Published 8:48 pm Monday, February 20, 2006

By By ANDY HAMILTON / Niles Daily Star
NILES - School was in session on Saturday afternoon and the lessons were in African American history. A chilly Ferry Street School Resource Center was the site of the annual Living Black History Program. The day was hosted by the Niles branch of the National Association for the Advancement of Colored People (NAACP) and included a few history lessons and some soulful singing.
President of the NAACP, Saundria Wilson, greeted the crowd of around 25 who squeezed into the old school desks of the historic Ferry Street School classroom.
The story of the building was laid out by the director of the Fort St. Joseph Museum, Carol Bainbridge. Bainbridge used old photos to describe what it was like for children of all ages to attend class in the one-room school.
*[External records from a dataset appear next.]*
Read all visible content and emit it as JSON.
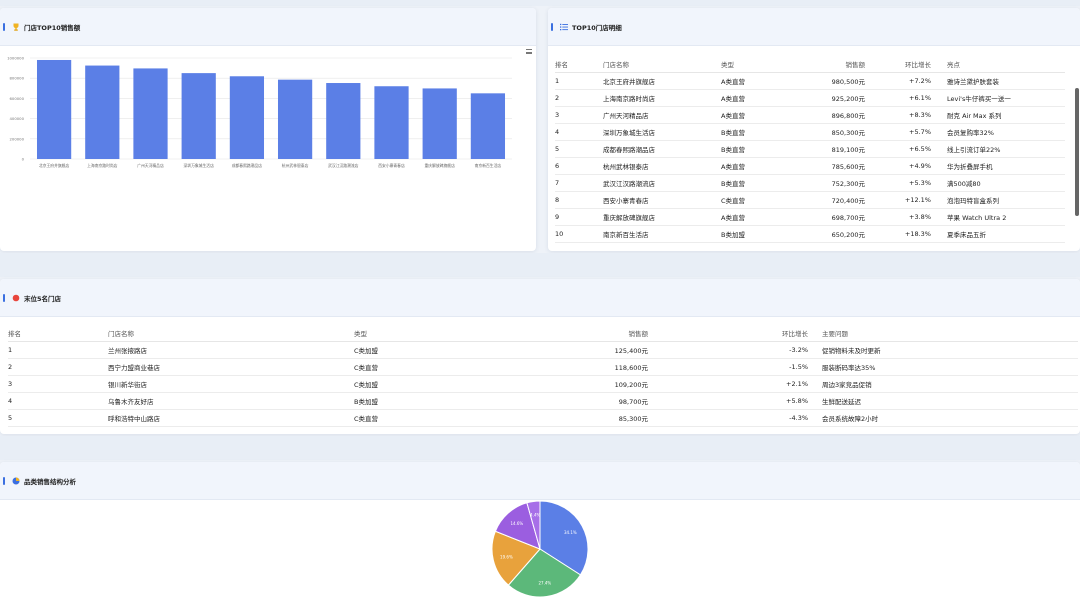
{
  "top_bar_card": {
    "title": "门店TOP10销售额",
    "icon": "trophy-icon",
    "chart_data": {
      "type": "bar",
      "title": "",
      "categories": [
        "北京王府井旗舰店",
        "上海南京路时尚店",
        "广州天河精品店",
        "深圳万象城生活店",
        "成都春熙路潮品店",
        "杭州武林银泰店",
        "武汉江汉路潮流店",
        "西安小寨青春店",
        "重庆解放碑旗舰店",
        "南京新百生活店"
      ],
      "values": [
        980500,
        925200,
        896800,
        850300,
        819100,
        785600,
        752300,
        720400,
        698700,
        650200
      ],
      "ylim": [
        0,
        1000000
      ],
      "yticks": [
        "0",
        "200000",
        "400000",
        "600000",
        "800000",
        "1000000"
      ],
      "grid": true,
      "bar_color": "#5b7fe6"
    }
  },
  "detail_card": {
    "title": "TOP10门店明细",
    "icon": "list-icon",
    "columns": [
      "排名",
      "门店名称",
      "类型",
      "销售额",
      "环比增长",
      "亮点"
    ],
    "rows": [
      [
        "1",
        "北京王府井旗舰店",
        "A类直营",
        "980,500元",
        "+7.2%",
        "雅诗兰黛护肤套装"
      ],
      [
        "2",
        "上海南京路时尚店",
        "A类直营",
        "925,200元",
        "+6.1%",
        "Levi's牛仔裤买一送一"
      ],
      [
        "3",
        "广州天河精品店",
        "A类直营",
        "896,800元",
        "+8.3%",
        "耐克 Air Max 系列"
      ],
      [
        "4",
        "深圳万象城生活店",
        "B类直营",
        "850,300元",
        "+5.7%",
        "会员复购率32%"
      ],
      [
        "5",
        "成都春熙路潮品店",
        "B类直营",
        "819,100元",
        "+6.5%",
        "线上引流订单22%"
      ],
      [
        "6",
        "杭州武林银泰店",
        "A类直营",
        "785,600元",
        "+4.9%",
        "华为折叠屏手机"
      ],
      [
        "7",
        "武汉江汉路潮流店",
        "B类直营",
        "752,300元",
        "+5.3%",
        "满500减80"
      ],
      [
        "8",
        "西安小寨青春店",
        "C类直营",
        "720,400元",
        "+12.1%",
        "泡泡玛特盲盒系列"
      ],
      [
        "9",
        "重庆解放碑旗舰店",
        "A类直营",
        "698,700元",
        "+3.8%",
        "苹果 Watch Ultra 2"
      ],
      [
        "10",
        "南京新百生活店",
        "B类加盟",
        "650,200元",
        "+18.3%",
        "夏季床品五折"
      ]
    ]
  },
  "bottom_card": {
    "title": "末位5名门店",
    "icon": "red-dot-icon",
    "columns": [
      "排名",
      "门店名称",
      "类型",
      "销售额",
      "环比增长",
      "主要问题"
    ],
    "rows": [
      [
        "1",
        "兰州张掖路店",
        "C类加盟",
        "125,400元",
        "-3.2%",
        "促销物料未及时更新"
      ],
      [
        "2",
        "西宁力盟商业巷店",
        "C类直营",
        "118,600元",
        "-1.5%",
        "服装断码率达35%"
      ],
      [
        "3",
        "银川新华街店",
        "C类加盟",
        "109,200元",
        "+2.1%",
        "周边3家竞品促销"
      ],
      [
        "4",
        "乌鲁木齐友好店",
        "B类加盟",
        "98,700元",
        "+5.8%",
        "生鲜配送延迟"
      ],
      [
        "5",
        "呼和浩特中山路店",
        "C类直营",
        "85,300元",
        "-4.3%",
        "会员系统故障2小时"
      ]
    ]
  },
  "pie_card": {
    "title": "品类销售结构分析",
    "icon": "pie-chart-icon",
    "chart_data": {
      "type": "pie",
      "title": "",
      "slices": [
        {
          "label": "34.1%",
          "value": 34.1,
          "color": "#5b7fe6"
        },
        {
          "label": "27.4%",
          "value": 27.4,
          "color": "#5cb87a"
        },
        {
          "label": "19.6%",
          "value": 19.6,
          "color": "#e8a23c"
        },
        {
          "label": "14.6%",
          "value": 14.6,
          "color": "#9b5ee0"
        },
        {
          "label": "4.4%",
          "value": 4.4,
          "color": "#a76fe8"
        }
      ]
    }
  }
}
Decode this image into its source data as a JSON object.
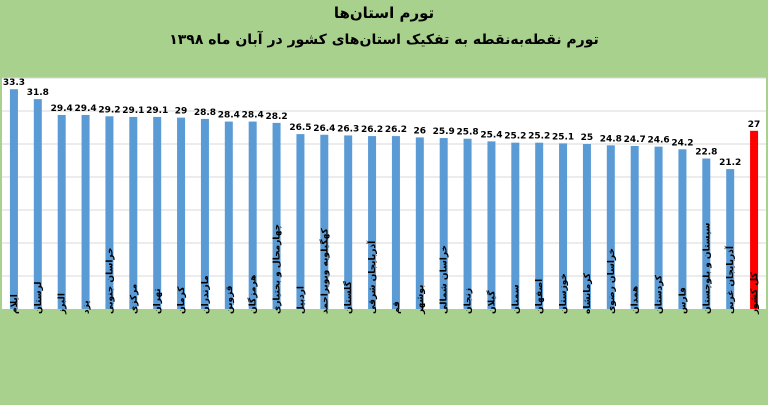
{
  "title": "تورم استان‌ها",
  "subtitle": "تورم نقطه‌به‌نقطه به تفکیک استان‌های کشور در آبان ماه ۱۳۹۸",
  "colors": {
    "bar": "#5b9bd5",
    "highlight": "#ff0000",
    "background": "#a9d18e",
    "plot_bg": "#ffffff",
    "grid": "#d9d9d9"
  },
  "chart_data": {
    "type": "bar",
    "title": "تورم استان‌ها",
    "subtitle": "تورم نقطه‌به‌نقطه به تفکیک استان‌های کشور در آبان ماه ۱۳۹۸",
    "xlabel": "",
    "ylabel": "",
    "ylim": [
      0,
      35
    ],
    "grid": true,
    "legend": "none",
    "categories": [
      "ایلام",
      "لرستان",
      "البرز",
      "یزد",
      "خراسان جنوبی",
      "مرکزی",
      "تهران",
      "کرمان",
      "مازندران",
      "قزوین",
      "هرمزگان",
      "چهارمحال و بختیاری",
      "اردبیل",
      "کهگیلویه وبویراحمد",
      "گلستان",
      "آذربایجان شرقی",
      "قم",
      "بوشهر",
      "خراسان شمالی",
      "زنجان",
      "گیلان",
      "سمنان",
      "اصفهان",
      "خوزستان",
      "کرمانشاه",
      "خراسان رضوی",
      "همدان",
      "کردستان",
      "فارس",
      "سیستان و بلوچستان",
      "آذربایجان غربی",
      "کل کشور"
    ],
    "values": [
      33.3,
      31.8,
      29.4,
      29.4,
      29.2,
      29.1,
      29.1,
      29,
      28.8,
      28.4,
      28.4,
      28.2,
      26.5,
      26.4,
      26.3,
      26.2,
      26.2,
      26,
      25.9,
      25.8,
      25.4,
      25.2,
      25.2,
      25.1,
      25,
      24.8,
      24.7,
      24.6,
      24.2,
      22.8,
      21.2,
      27
    ],
    "highlight_index": 31
  }
}
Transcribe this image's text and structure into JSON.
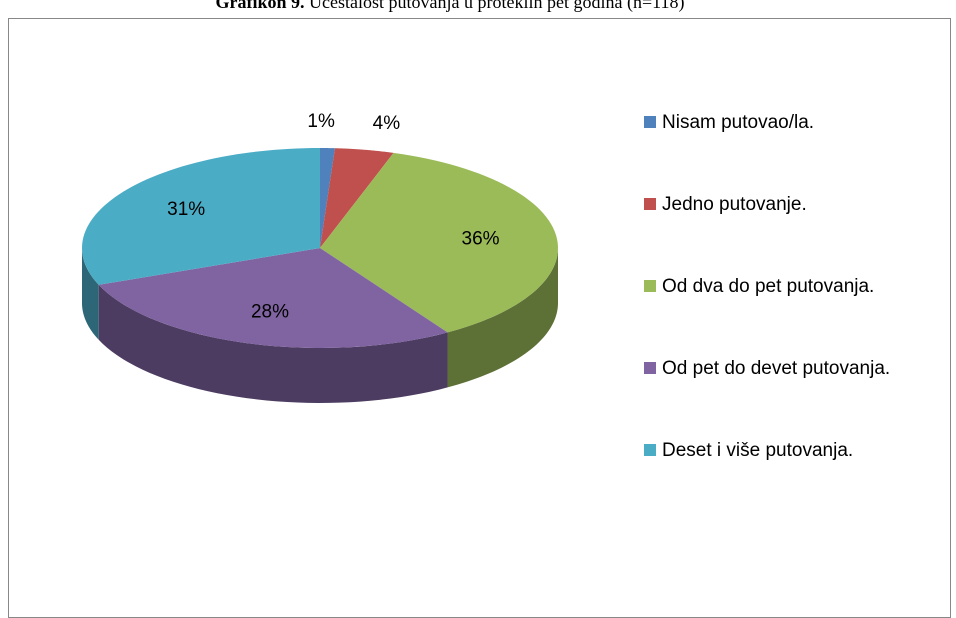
{
  "chart_data": {
    "type": "pie",
    "figure_label": "Grafikon 9.",
    "title": "Učestalost putovanja u proteklih pet godina (n=118)",
    "categories": [
      "Nisam putovao/la.",
      "Jedno putovanje.",
      "Od dva do pet putovanja.",
      "Od pet do devet putovanja.",
      "Deset i više putovanja."
    ],
    "values": [
      1,
      4,
      36,
      28,
      31
    ],
    "value_labels": [
      "1%",
      "4%",
      "36%",
      "28%",
      "31%"
    ],
    "colors": [
      "#4f81bd",
      "#c0504d",
      "#9bbb59",
      "#8064a2",
      "#4bacc6"
    ],
    "legend": "right"
  }
}
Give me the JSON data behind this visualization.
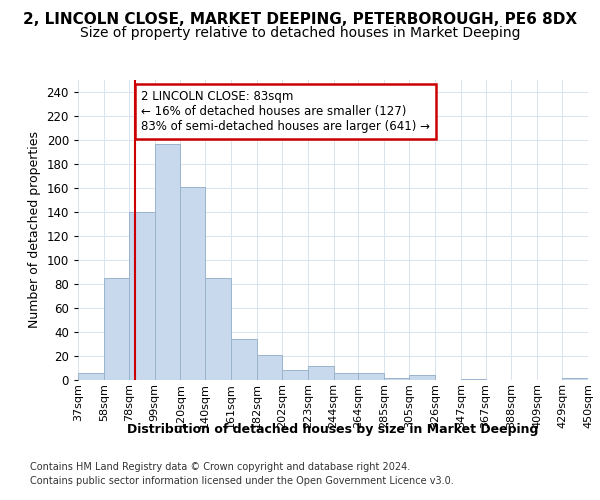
{
  "title1": "2, LINCOLN CLOSE, MARKET DEEPING, PETERBOROUGH, PE6 8DX",
  "title2": "Size of property relative to detached houses in Market Deeping",
  "xlabel": "Distribution of detached houses by size in Market Deeping",
  "ylabel": "Number of detached properties",
  "bin_edges": [
    37,
    58,
    78,
    99,
    120,
    140,
    161,
    182,
    202,
    223,
    244,
    264,
    285,
    305,
    326,
    347,
    367,
    388,
    409,
    429,
    450
  ],
  "bar_heights": [
    6,
    85,
    140,
    197,
    161,
    85,
    34,
    21,
    8,
    12,
    6,
    6,
    2,
    4,
    0,
    1,
    0,
    0,
    0,
    2
  ],
  "bar_color": "#c8d8ed",
  "bar_edge_color": "#9ab4cc",
  "grid_color": "#d8e4ef",
  "property_size": 83,
  "vline_color": "#cc0000",
  "annotation_text": "2 LINCOLN CLOSE: 83sqm\n← 16% of detached houses are smaller (127)\n83% of semi-detached houses are larger (641) →",
  "annotation_box_facecolor": "#ffffff",
  "annotation_box_edgecolor": "#cc0000",
  "ylim": [
    0,
    250
  ],
  "yticks": [
    0,
    20,
    40,
    60,
    80,
    100,
    120,
    140,
    160,
    180,
    200,
    220,
    240
  ],
  "footer1": "Contains HM Land Registry data © Crown copyright and database right 2024.",
  "footer2": "Contains public sector information licensed under the Open Government Licence v3.0.",
  "bg_color": "#ffffff",
  "title1_fontsize": 11,
  "title2_fontsize": 10
}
Ferry Street School started holding classes in January of 1868 and for the first three years was a school solely for black children, Bainbridge said. But, by 1872, the classes on Ferry Street were integrated.
A wing was added to the building in 1912 and the school closed in 1951.
Finally in 1978, a local group of volunteers joined to reconstruct the original section of the school and in 2004 the building was sold to the Greater Niles Community Development Corporation for $1, Bainbridge said.
The next lesson of the day came from Joseph Strotter, who delivered a biography of Dr. Martin Luther King, Jr. Strotter said he attended every march and speech by Dr. King in Chicago. It is also where Strotter said he got to meet and shake hands with Dr. King.
The focus of the program then turned to the history of black music. Many of the soulful hymns originating on plantations were easier to document and preserve than a slave's family history, Bernice Farmer said.
The melodies often served a dual purpose, the next speaker, Alice Fletcher, told the class. Slaves would sometimes use the songs to hide messages that needed to be spread among the workers without the knowledge of an owner.
Of course many of the hymns were also used to celebrate and lift the spirits, just like the class at Ferry Street School on Saturday.